Kepada bibinya, Rohani Simanjuntak, Yosua pun bercerita bahwa Sambo memercayakan urusan pengeluaran harian keluarga kepadanya. Kepercayaan ini membuat Yosua senang.
Sembari bergurau, suatu ketika Yosua berkata kepada ayahnya bahwa bertugas sebagai ajudan Sambo di Jakarta membuat ia menggemuk, tanda hidupnya membaik.
Namun, kepada kekasihnya di Jambi, Vera Simanjuntak, Yosua belakangan bercerita punya masalah dan merasa terancam. Ancaman itu, menurut pengacara Vera, Ramos Hutabarat, tertangkap dari pembicaraan mereka sekitar seminggu sebelum kejadian.
Komunikasi terakhir antara Yosua dan Vera terjadi sekitar 15 menit sebelum baku tembak yang menewaskan Yosua, yakni pukul 16.43 WIB, 8 Juli 2022. Pada waktu tersebut, Yosua kemungkinan berada di rumah pribadi Sambo di Jl. Saguling atau di rumah dinasnya di Kompleks Polri.
“Nanti penyidik yang akan menyebutkan [isi percakapan Vera dan Yosua],” ujar Ramos.
Menurut Kamaruddin Simanjuntak, Yosua menerima ancaman sejak Juni, sampai-sampai ia pernah menangis karenanya.
“Ada rekaman elektronik, yang mana almarhum saking takutnya di bulan Juni, ia sampai menangis,” kata Kamaruddin di Mapolda Jambi, Sabtu (23/7).
Ancaman itu pun, ujarnya, masih diterima Yosua sehari sebelum ia tewas. Hal tersebut kini tengah didalami penyidik Bareskrim Polri.
Reza Indragiri, kriminolog dan ahli psikologi forensik, berpendapat bahwa tolak ukur tuntasnya pengungkapan kasus kematian Yosua adalah objektivitas dan transparansi.
“Semakin objektif dan semakin transparan, maka semakin pantas polisi dipercaya. Sebaliknya, semakin tak objektif dan tak transparan, maka semakin masyarakat pesimistis terhadap kerja kepolisian,” kata Reza.

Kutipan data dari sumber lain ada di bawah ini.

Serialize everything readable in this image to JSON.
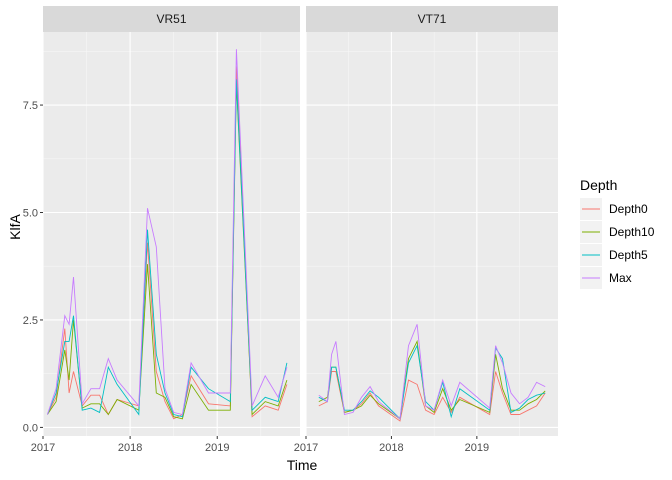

Itu sebabnya, menurut Reza, sepatutnya kepolisian segera membuka terang-benderang isi rekaman-rekaman CCTV terkait kasus Yosua.
Terlebih, selama ini komunikasi polisi kepada publik cenderung ambigu sehingga menimbulkan kebingungan dan memunculkan berbagai spekulasi.
Reza menegaskan, kepolisian sebagai institusi seharusnya bicara jelas sejak awal kasus; tanpa ada rangkaian peristiwa yang ditutupi.
“Ini bukan urusan individu, tapi institusi. Kepolisian sebagai lembaga yang punya otoritas harus menyampaikan segala hal dengan objektif dan transparan. Tidak bisa lepas tangan,” tutup Reza.